In the 1940s, Wilcox became active in the Liberal Party but, in 1952, he contested the seat of Camberwell unsuccessfully, as a member of the break-away Electoral Reform Party. Back in the Liberal Party fold, he successfully contested Camberwell at a 1956 by-election. In 1964, he became a Cabinet Minister, being appointed Assistant Chief Secretary, Assistant Attorney-General, and Minister for Immigration. In 1965, he remained Assistant Attorney-General, but replaced the other two portfolios with the role of Minister for Labour and Industry. In 1967, he was made Minister of Transport, and in 1973, he became Attorney General. Wilcox retired from Parliament in 1976. Looking back over his career, he cited turning the first sod on the project to build the Melbourne Underground Rail Loop in June 1971 as his proudest memory. In 2001, Wilcox wrote Minister for the Crown, in which he reflected on his life in pre-war Melbourne, and his career in politics as a member of the Bolte and Hamer Ministries. The book's foreword was penned by Geoffrey Blainey.

In 1998, Wilcox was selected as a delegate to the fourth Constitutional Convention, running on a "Safeguard the People" ticket. His mission at the Convention was to ensure that any modifications made to the Australian Constitution towards a Republic maintained the present checks and balances against Centralism and the power of the Executive and the Judiciary. He argued, "We have had a Constitution, rightly or wrongly, that has been significantly destabilised, a generation of young people ... who believe we have a bad Constitution, paradoxically, when it is in fact the best in the world."

Wilcox was a keen sportsman.
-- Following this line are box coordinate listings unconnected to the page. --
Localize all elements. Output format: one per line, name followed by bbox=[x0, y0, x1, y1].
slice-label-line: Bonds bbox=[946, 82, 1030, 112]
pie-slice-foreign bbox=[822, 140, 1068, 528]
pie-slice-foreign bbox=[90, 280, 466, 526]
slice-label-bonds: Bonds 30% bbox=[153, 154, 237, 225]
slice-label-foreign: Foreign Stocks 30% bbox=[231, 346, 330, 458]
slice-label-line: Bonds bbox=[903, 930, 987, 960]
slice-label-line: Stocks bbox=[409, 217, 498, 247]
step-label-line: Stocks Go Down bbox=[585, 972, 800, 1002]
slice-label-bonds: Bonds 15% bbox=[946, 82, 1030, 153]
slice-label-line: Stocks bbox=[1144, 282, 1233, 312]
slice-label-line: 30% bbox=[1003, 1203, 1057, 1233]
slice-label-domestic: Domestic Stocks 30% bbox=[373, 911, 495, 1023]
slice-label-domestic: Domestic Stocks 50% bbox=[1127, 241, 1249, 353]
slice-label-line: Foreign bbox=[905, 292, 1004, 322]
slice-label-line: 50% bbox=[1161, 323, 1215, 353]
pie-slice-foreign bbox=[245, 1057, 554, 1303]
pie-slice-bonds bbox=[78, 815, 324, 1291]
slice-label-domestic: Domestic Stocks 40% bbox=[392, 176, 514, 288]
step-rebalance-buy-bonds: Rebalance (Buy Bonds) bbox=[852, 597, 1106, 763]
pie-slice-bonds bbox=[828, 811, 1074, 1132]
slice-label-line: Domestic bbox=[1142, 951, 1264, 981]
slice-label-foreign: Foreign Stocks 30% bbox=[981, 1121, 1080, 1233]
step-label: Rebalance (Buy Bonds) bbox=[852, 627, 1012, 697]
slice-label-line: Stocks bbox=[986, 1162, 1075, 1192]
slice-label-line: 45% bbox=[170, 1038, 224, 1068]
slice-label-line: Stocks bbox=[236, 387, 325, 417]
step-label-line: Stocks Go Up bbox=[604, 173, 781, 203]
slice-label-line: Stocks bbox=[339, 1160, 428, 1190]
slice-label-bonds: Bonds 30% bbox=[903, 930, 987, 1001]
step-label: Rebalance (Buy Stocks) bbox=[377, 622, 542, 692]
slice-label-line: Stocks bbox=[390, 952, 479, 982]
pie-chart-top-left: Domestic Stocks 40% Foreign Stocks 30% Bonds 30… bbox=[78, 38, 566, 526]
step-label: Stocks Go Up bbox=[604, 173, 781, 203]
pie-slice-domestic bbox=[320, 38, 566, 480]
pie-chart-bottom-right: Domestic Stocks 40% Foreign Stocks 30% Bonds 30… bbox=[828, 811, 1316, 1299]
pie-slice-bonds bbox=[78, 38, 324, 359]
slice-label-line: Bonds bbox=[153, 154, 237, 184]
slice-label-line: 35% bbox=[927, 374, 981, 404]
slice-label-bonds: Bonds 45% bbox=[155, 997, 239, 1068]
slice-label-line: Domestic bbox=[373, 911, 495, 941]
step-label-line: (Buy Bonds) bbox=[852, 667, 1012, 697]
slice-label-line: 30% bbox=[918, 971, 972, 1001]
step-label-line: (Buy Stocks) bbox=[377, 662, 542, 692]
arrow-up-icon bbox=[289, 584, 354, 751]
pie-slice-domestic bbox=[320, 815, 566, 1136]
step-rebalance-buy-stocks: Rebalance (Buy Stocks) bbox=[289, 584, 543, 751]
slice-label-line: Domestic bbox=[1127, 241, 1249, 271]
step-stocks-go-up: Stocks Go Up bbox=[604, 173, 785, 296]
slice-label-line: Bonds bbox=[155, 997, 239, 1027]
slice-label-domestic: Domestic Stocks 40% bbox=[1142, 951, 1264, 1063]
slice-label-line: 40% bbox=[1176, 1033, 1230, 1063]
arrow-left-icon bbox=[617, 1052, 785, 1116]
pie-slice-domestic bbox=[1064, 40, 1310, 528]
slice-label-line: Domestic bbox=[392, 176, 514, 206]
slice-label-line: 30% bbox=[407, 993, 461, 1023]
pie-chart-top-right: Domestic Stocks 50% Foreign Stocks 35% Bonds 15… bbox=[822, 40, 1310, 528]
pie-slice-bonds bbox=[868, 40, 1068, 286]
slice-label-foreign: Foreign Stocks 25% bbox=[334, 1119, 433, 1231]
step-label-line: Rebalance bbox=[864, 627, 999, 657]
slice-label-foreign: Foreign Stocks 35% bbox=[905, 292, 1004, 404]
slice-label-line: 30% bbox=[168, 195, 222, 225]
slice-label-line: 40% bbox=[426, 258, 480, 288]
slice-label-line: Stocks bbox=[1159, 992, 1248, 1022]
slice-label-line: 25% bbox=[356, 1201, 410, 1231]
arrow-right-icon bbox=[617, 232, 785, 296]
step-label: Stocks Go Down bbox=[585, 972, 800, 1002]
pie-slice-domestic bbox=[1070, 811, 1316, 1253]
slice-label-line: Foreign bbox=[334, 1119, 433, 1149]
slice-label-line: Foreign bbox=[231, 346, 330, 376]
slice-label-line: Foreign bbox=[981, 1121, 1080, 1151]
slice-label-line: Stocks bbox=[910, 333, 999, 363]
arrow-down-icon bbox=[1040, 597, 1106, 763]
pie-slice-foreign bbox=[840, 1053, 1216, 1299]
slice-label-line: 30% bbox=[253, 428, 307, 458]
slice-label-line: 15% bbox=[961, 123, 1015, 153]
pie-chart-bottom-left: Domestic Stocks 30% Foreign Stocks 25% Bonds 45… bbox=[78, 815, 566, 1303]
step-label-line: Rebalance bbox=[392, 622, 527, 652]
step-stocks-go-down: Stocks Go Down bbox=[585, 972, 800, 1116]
He played cricket as a wicket-keeper at university and later for Richmond Cricket Club, and in later life would be a trustee of the Melbourne Cricket Ground and maintained a long association with the Camberwell Magpies Cricket Club. He was also involved for decades with the Returned and Services League of Australia and the Royal Agricultural Society of Victoria. He was made Commander of the Order of the British Empire (CBE) in 1976. Wilcox married his wife Jean in 1942, and the couple had four children and thirteen grandchildren. He died in 2004, at the age of 84.